Russians have made their choice and most of them have decided to opt out.
For the first time in post-Soviet history, a majority of Russian voters decided to stay home rather than cast a ballot in a federal election.
Roughly 48 percent of eligible voters turned out for yesterday's legislative elections, which is -- by far -- a record low.
In the past six elections, the average turnout was over 60 percent.
In Moscow, less than 30 percent voted, according to preliminary figures. In St. Petersburg, it was less than 20 percent.
This will be a Duma of the minority.
And this, I think, is the most important takeaway from yesterday's vote.
If elections in Russia are legitimization rituals and political theater -- and this is pretty much what they have been reduced to -- a majority of Russians have decided they didn't want to be part of the show.

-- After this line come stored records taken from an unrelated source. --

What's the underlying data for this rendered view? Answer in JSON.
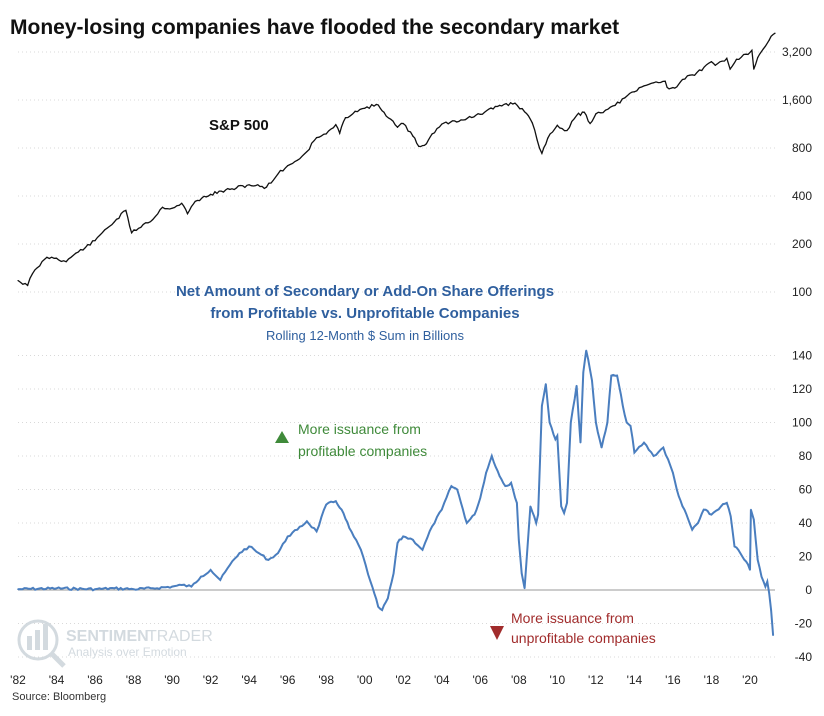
{
  "title": "Money-losing companies have flooded the secondary market",
  "source": "Source: Bloomberg",
  "watermark": {
    "brand_left": "SENTIMEN",
    "brand_right": "TRADER",
    "tagline": "Analysis over Emotion"
  },
  "colors": {
    "sp500_line": "#111111",
    "offerings_line": "#4a7ebf",
    "up_note": "#3f8a3a",
    "down_note": "#a12c2c",
    "subtitle_blue": "#2f5f9e",
    "watermark": "#cfd6dc"
  },
  "chart_data": [
    {
      "type": "line",
      "name": "S&P 500",
      "series_label": "S&P 500",
      "y_scale": "log",
      "y_ticks": [
        100,
        200,
        400,
        800,
        1600,
        3200
      ],
      "y_tick_labels": [
        "100",
        "200",
        "400",
        "800",
        "1,600",
        "3,200"
      ],
      "x_range": [
        1982,
        2021.3
      ],
      "points": [
        [
          1982.0,
          118
        ],
        [
          1982.5,
          110
        ],
        [
          1982.75,
          130
        ],
        [
          1983.0,
          142
        ],
        [
          1983.5,
          165
        ],
        [
          1984.0,
          163
        ],
        [
          1984.5,
          155
        ],
        [
          1985.0,
          175
        ],
        [
          1985.5,
          190
        ],
        [
          1986.0,
          210
        ],
        [
          1986.5,
          245
        ],
        [
          1987.0,
          275
        ],
        [
          1987.6,
          325
        ],
        [
          1987.9,
          235
        ],
        [
          1988.5,
          265
        ],
        [
          1989.0,
          285
        ],
        [
          1989.5,
          340
        ],
        [
          1990.0,
          335
        ],
        [
          1990.5,
          360
        ],
        [
          1990.8,
          310
        ],
        [
          1991.2,
          370
        ],
        [
          1992.0,
          410
        ],
        [
          1993.0,
          440
        ],
        [
          1994.0,
          470
        ],
        [
          1994.9,
          455
        ],
        [
          1995.5,
          550
        ],
        [
          1996.0,
          620
        ],
        [
          1996.5,
          670
        ],
        [
          1997.0,
          760
        ],
        [
          1997.5,
          930
        ],
        [
          1998.0,
          980
        ],
        [
          1998.5,
          1120
        ],
        [
          1998.7,
          990
        ],
        [
          1999.0,
          1240
        ],
        [
          1999.5,
          1360
        ],
        [
          2000.0,
          1420
        ],
        [
          2000.6,
          1500
        ],
        [
          2001.0,
          1340
        ],
        [
          2001.7,
          1080
        ],
        [
          2002.0,
          1140
        ],
        [
          2002.5,
          950
        ],
        [
          2002.8,
          820
        ],
        [
          2003.2,
          850
        ],
        [
          2003.5,
          980
        ],
        [
          2004.0,
          1130
        ],
        [
          2005.0,
          1200
        ],
        [
          2006.0,
          1300
        ],
        [
          2007.0,
          1480
        ],
        [
          2007.8,
          1530
        ],
        [
          2008.3,
          1350
        ],
        [
          2008.7,
          1150
        ],
        [
          2008.95,
          900
        ],
        [
          2009.2,
          740
        ],
        [
          2009.5,
          920
        ],
        [
          2010.0,
          1110
        ],
        [
          2010.5,
          1030
        ],
        [
          2011.0,
          1280
        ],
        [
          2011.4,
          1340
        ],
        [
          2011.7,
          1140
        ],
        [
          2012.0,
          1310
        ],
        [
          2012.5,
          1380
        ],
        [
          2013.0,
          1480
        ],
        [
          2013.5,
          1650
        ],
        [
          2014.0,
          1800
        ],
        [
          2014.5,
          1960
        ],
        [
          2015.0,
          2050
        ],
        [
          2015.6,
          2100
        ],
        [
          2015.7,
          1920
        ],
        [
          2016.1,
          1900
        ],
        [
          2016.5,
          2150
        ],
        [
          2017.0,
          2300
        ],
        [
          2017.5,
          2450
        ],
        [
          2018.0,
          2780
        ],
        [
          2018.2,
          2640
        ],
        [
          2018.8,
          2920
        ],
        [
          2018.97,
          2500
        ],
        [
          2019.3,
          2880
        ],
        [
          2019.8,
          3100
        ],
        [
          2020.1,
          3280
        ],
        [
          2020.2,
          2500
        ],
        [
          2020.4,
          2950
        ],
        [
          2020.7,
          3350
        ],
        [
          2021.0,
          3800
        ],
        [
          2021.3,
          4200
        ]
      ]
    },
    {
      "type": "line",
      "title": "Net Amount of Secondary or Add-On Share Offerings",
      "title_line2": "from Profitable vs. Unprofitable Companies",
      "subtitle": "Rolling 12-Month $ Sum in Billions",
      "y_range": [
        -40,
        145
      ],
      "y_ticks": [
        -40,
        -20,
        0,
        20,
        40,
        60,
        80,
        100,
        120,
        140
      ],
      "x_range": [
        1982,
        2021.3
      ],
      "x_tick_labels": [
        "'82",
        "'84",
        "'86",
        "'88",
        "'90",
        "'92",
        "'94",
        "'96",
        "'98",
        "'00",
        "'02",
        "'04",
        "'06",
        "'08",
        "'10",
        "'12",
        "'14",
        "'16",
        "'18",
        "'20"
      ],
      "annotations": {
        "up_line1": "More issuance from",
        "up_line2": "profitable companies",
        "down_line1": "More issuance from",
        "down_line2": "unprofitable companies"
      },
      "points": [
        [
          1982.0,
          0.5
        ],
        [
          1984.0,
          1
        ],
        [
          1986.0,
          0.5
        ],
        [
          1987.0,
          1
        ],
        [
          1988.0,
          0.5
        ],
        [
          1989.0,
          1
        ],
        [
          1990.0,
          2
        ],
        [
          1990.5,
          3
        ],
        [
          1991.0,
          2
        ],
        [
          1991.5,
          8
        ],
        [
          1992.0,
          12
        ],
        [
          1992.5,
          6
        ],
        [
          1993.0,
          15
        ],
        [
          1993.5,
          22
        ],
        [
          1994.0,
          26
        ],
        [
          1994.5,
          22
        ],
        [
          1995.0,
          18
        ],
        [
          1995.5,
          22
        ],
        [
          1996.0,
          32
        ],
        [
          1996.5,
          36
        ],
        [
          1997.0,
          41
        ],
        [
          1997.5,
          35
        ],
        [
          1998.0,
          51
        ],
        [
          1998.5,
          53
        ],
        [
          1998.8,
          48
        ],
        [
          1999.2,
          37
        ],
        [
          1999.8,
          24
        ],
        [
          2000.3,
          5
        ],
        [
          2000.7,
          -10
        ],
        [
          2000.9,
          -12
        ],
        [
          2001.2,
          -5
        ],
        [
          2001.5,
          10
        ],
        [
          2001.7,
          28
        ],
        [
          2002.0,
          32
        ],
        [
          2002.5,
          30
        ],
        [
          2003.0,
          24
        ],
        [
          2003.5,
          38
        ],
        [
          2004.0,
          48
        ],
        [
          2004.5,
          62
        ],
        [
          2004.8,
          60
        ],
        [
          2005.0,
          52
        ],
        [
          2005.3,
          40
        ],
        [
          2005.7,
          45
        ],
        [
          2006.0,
          55
        ],
        [
          2006.3,
          70
        ],
        [
          2006.6,
          80
        ],
        [
          2007.0,
          68
        ],
        [
          2007.3,
          62
        ],
        [
          2007.6,
          64
        ],
        [
          2007.9,
          52
        ],
        [
          2008.0,
          30
        ],
        [
          2008.15,
          10
        ],
        [
          2008.3,
          1
        ],
        [
          2008.6,
          50
        ],
        [
          2008.9,
          40
        ],
        [
          2009.0,
          45
        ],
        [
          2009.2,
          110
        ],
        [
          2009.4,
          123
        ],
        [
          2009.6,
          100
        ],
        [
          2009.9,
          90
        ],
        [
          2010.0,
          92
        ],
        [
          2010.2,
          50
        ],
        [
          2010.35,
          46
        ],
        [
          2010.5,
          52
        ],
        [
          2010.7,
          100
        ],
        [
          2011.0,
          122
        ],
        [
          2011.2,
          88
        ],
        [
          2011.35,
          130
        ],
        [
          2011.5,
          143
        ],
        [
          2011.8,
          125
        ],
        [
          2012.0,
          100
        ],
        [
          2012.3,
          85
        ],
        [
          2012.6,
          100
        ],
        [
          2012.8,
          128
        ],
        [
          2013.1,
          128
        ],
        [
          2013.4,
          110
        ],
        [
          2013.6,
          100
        ],
        [
          2013.8,
          98
        ],
        [
          2014.0,
          82
        ],
        [
          2014.5,
          88
        ],
        [
          2015.0,
          80
        ],
        [
          2015.5,
          85
        ],
        [
          2016.0,
          70
        ],
        [
          2016.2,
          60
        ],
        [
          2016.5,
          50
        ],
        [
          2016.8,
          42
        ],
        [
          2017.0,
          36
        ],
        [
          2017.3,
          40
        ],
        [
          2017.6,
          48
        ],
        [
          2018.0,
          45
        ],
        [
          2018.5,
          50
        ],
        [
          2018.8,
          52
        ],
        [
          2019.0,
          44
        ],
        [
          2019.2,
          26
        ],
        [
          2019.5,
          22
        ],
        [
          2019.8,
          17
        ],
        [
          2020.0,
          12
        ],
        [
          2020.05,
          48
        ],
        [
          2020.2,
          42
        ],
        [
          2020.4,
          18
        ],
        [
          2020.6,
          8
        ],
        [
          2020.8,
          2
        ],
        [
          2020.9,
          5
        ],
        [
          2021.0,
          -2
        ],
        [
          2021.1,
          -12
        ],
        [
          2021.2,
          -27
        ]
      ]
    }
  ]
}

A majority chose not to legitimize the sham.
But here's the thing. This was largely by design.
The Kremlin moved the election forward from December to September, when many Russians are still on holiday.
The campaign season was shorter and received less attention than in the past.
The Kremlin wanted a boring election that nobody cared about. And they got what they wanted.
And what this means is that Vladimir Putin's regime appears to be moving away from elections -- even fixed elections -- as their primary means of legitimization.
It looks like Putin is abandoning electoral authoritarianism and replacing it with good old-fashioned authoritarianism.